= Marina Galanou =

Greek LGBT activist (died 2021)

Marina Galanou (died 8 October 2021) was a Greek trans activist, publisher, writer, and columnist.

== Early life ==
Galanou was born in Piraeus, in the city quarter of Piraiki, Greece. She was an active participant in LGBTI activism from 1997 until her death.

== Activism ==
Prompted by the daily persecution of trans people by the police in 2002, Galanou together with other trans persons took the initiative of establishing the first recognized trans collective in Greece, the Association for Solidarity for Transvestites and Transsexual People (SATTE). Galanou was a founding member of SATTE and a Secretary General until July 2004 when she left. As a Secretary General, her action focused on the protection of trans persons from discrimination and racist violence, the protection of trans women from police arbitrariness and the legal recognition of gender identity in line of the then recent jurisprudence of the European Court of Human Rights (ECtHR) (Goodwin v. U.K.)

In June 2004, she resigned from her post as a Secretary General of SATTE and on 17 July of the same year she established the first publishing house – named Colourful Planet – and bookshop specialising in LGBTI literature. The purpose of Colourful Planet is the publication of books focused on LGBTI issues and the collection of bibliography, as well as the promotion of LGBTI culture and diversity. Colourful Planet has also run two poetry and prose competitions as well as many book presentations.

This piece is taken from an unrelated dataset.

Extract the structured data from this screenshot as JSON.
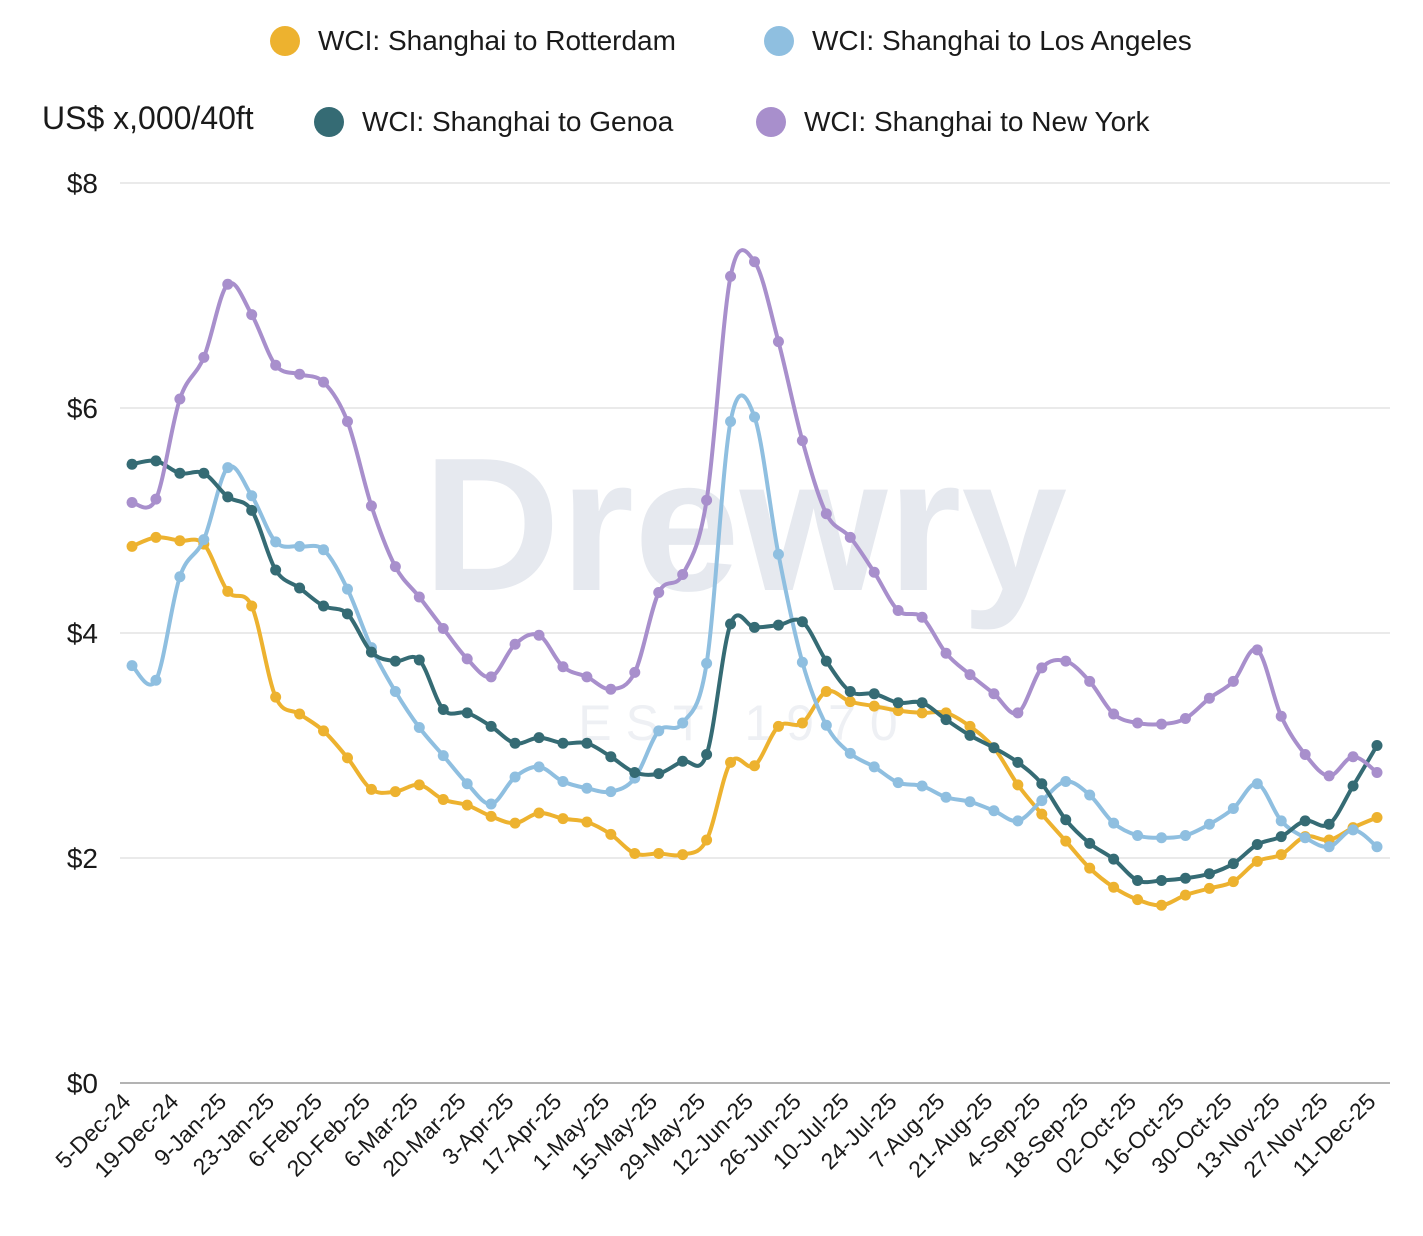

Galanou was also a member of the Greek Homosexual Community, an organization for the defence of fundamental rights of LGBTI persons. She was Secretary General of the organization between May 2006 and April 2008. Her activities focused on the protection of LGBTI persons from discrimination, with particular emphasis on the rights of LGBTI refugees, exclusion from Blood donations and Human Rights Violations in general.

In 2009 and following the dissolution of SATTE, Galanou took the initiative for the creation of a recognized trans collective in Greece. This was achieved in May 2010, with the establishment of the Greek Transgender Support Association (GTSA). Galanou was the GTSA president until now. Her actions focused on claiming fundamental human rights on grounds of expression, identity and gender characteristics – and primarily on racist violence, abolition of hate speech, combatting police arbitrariness, abolishing discrimination, legal recognition of gender identity, supporting sex workers’ rights, prisoners’ rights and refugee rights. Her actions also focused more broadly in the limitation of Prejudices and Stereotypes on grounds of gender, expression, gender identity and characteristics.

Galanou was a Council of Europe expert, and she participated in this capacity in the first special seminar for the Greek Police on issues regarding combating hate crime on grounds of sexual orientation and gender identity, in an international seminar on issues of LGBTI asylum that took place in Athens Bar Association, in two special seminars for asylum case workers. In this capacity, she was also advisory member of the Special Legislative Preparatory Committee for the drafting of a bill on legal recognition of gender identity between March and June 2017.

Galanou wrote articles for newspapers and websites such as Amagi, Epohi, Avgi, and Editors’ Newspaper (efsyn), and has given interviews to many media. She participated in many conferences on human rights issues and Greek, European and international scientific seminars and conferences.

She participated in videos directed by Christos Dimas for the play Partali by Theodoros Gregoriades.

She was also a writer of books on issues of fundamental rights and owner of t-zine, a web magazine for trans rights.

Galanou believed in interdisciplinary feminism that cannot but include the rights of LGBTI persons, non-binary and in general all gender fluid persons, sex workers, refugees, prisoners and in general of all repressed minorities and people living in poverty.

== Books ==
- 2014, «Gender identity and expression. Definitions, stereotypes, discrimination and myths», Transgender Support Association.
- «I am trans – I know my rights», Transgender Support Association.
- 2018, «Gender identity and expression. Definitions, stereotypes, discrimination and myths», Revised and extended re-edition, efsyn newspaper.

== Participation in collective publications ==
2017, Recognizing gender identity: In view of Bill (prepared) by the Ministry of Justice Legislative Preparatory Committee, Sakkoulas Publishing House, Writers: Efi Kounougeri-Manoledaki, Lina Papadopoulou, Katerina Foudedaki, Marina Galanou, Stavros P. Boufidis, Georgios Sarlis [Series: Publications of Medical Law and Bioethics – Issue. 27, Directors of Series: M. Kaiafa-Gbandi, Ε. Kounougeri-Manoledaki, Ε. Symeonidou-Kastanidou].

== TV interviews ==
Interview by Marina Galanou and Anna Apergi in George Kouvaras show, Evening Report of Action24 channel.